Il “rumore” degli spettatori degli Europei è stato costante, per ogni batteria c’è stato un applauso, per ogni italiano in gara un’ovazione, per ogni finalista un boato all’ingresso, per ogni medaglia un apoteosi di urla. Vi lascio immaginare cosa è successo ad ogni oro azzurro, dall’immancabile po-po-po sulla base di “Seven Nation Army” ai cori inneggianti il nome dell’atleta, fino al canto dell’inno, tutti insieme, compreso di battimani collettivo. Il tifo di Roma è stato caldo, il più caldo mai sentito ad una gara di nuoto, ed è impossibile negare che sia stato un fattore.

Ha spinto gli italiani a risultati a volte insperati, sopra le aspettative, ha schiacciato qualche atleta sotto la pressione, ha fatto trovare energie nascoste a chi non ne aveva. Molti atleti hanno dichiarato, cosa alquanto inusuale, di aver sentito le urla dei tifosi mentre nuotavano, primo di tutti Gregorio Paltrinieri durante i suoi 800, ma anche i ranisti, accompagnati in ogni bracciata dalle grida cadenziate degli spettatori. Il fattore ambientale è stato determinante per Margherita Panziera, per esempio, che ha dichiarato di aver “capito di aver vinto i 100 dorso solo per le urla del pubblico.”
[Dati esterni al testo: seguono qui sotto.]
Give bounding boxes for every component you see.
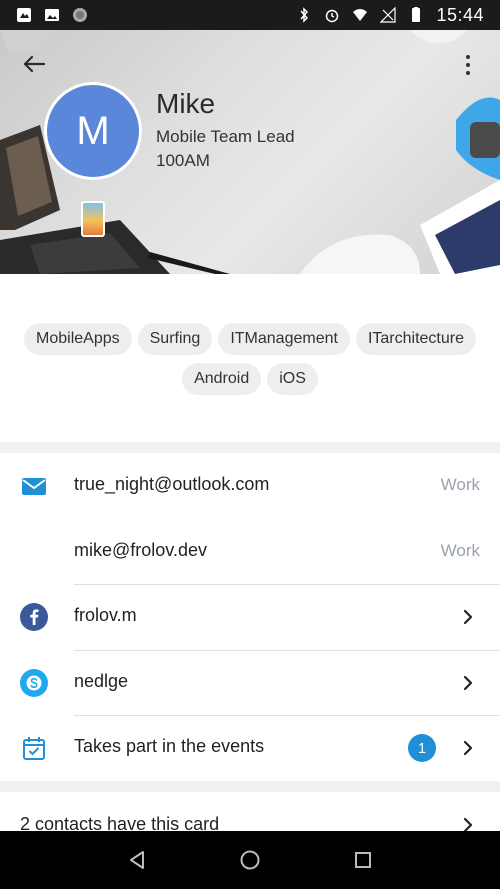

Questa cosa è valsa anche per gli atleti stranieri: David Popovici ha ottenuto un’ovazione paurosa in occasione delle sue gare, così come Mykhaylo Romanchuk, che ha battuto Paltrinieri nei 1500 ma è stato travolto dall’applauso del pubblico. Perfino il francese Ndoye Brouard, che ha dovuto rifare la semifinale dei 200 dorso da solo a causa dello sganciamento del suo device di partenza, si è beccato l’incitamento che, solitamente, gli italiani non riservano ad un transalpino.

È una prerogativa tutta nostrana, questa, perché in nessun’altra manifestazione si era mai visto un simile coinvolgimento emotivo degli spettatori, dai 7 a 12 mila ogni pomeriggio, per una gara di nuoto. Sarà la voglia di uscire e vivere eventi live post pandemica, sarà che se si tratta di tifo siamo sempre in prima linea, sarà che il nuoto sta avendo risultati straordinariamente positivi, ma difficilmente troveremo a breve un altro evento come questo.

Roma Caput Mundi

Per sette giorni, Roma è stata capitale del nuoto europeo ma ha avuto puntati addosso gli occhi di tutto il mondo. Arrivano apprezzamenti anche da oltre oceano, per dire, dove sono abituati a standard elevatissimi di organizzazione e anche coinvolgimento, per esempio nel mondo delle gare universitarie.

Chiaramente, non potrà essere sempre così, perché il nuoto vive di grandi eventi, di medaglie pesanti e di attesa per la prestazione. Sembra però che l’esempio di questi Europei abbia affascinato anche gli spettatori più lontani, lasciando intravedere un nuoto diverso, emozionante, ospitato dalla “piscina più bella del mondo”.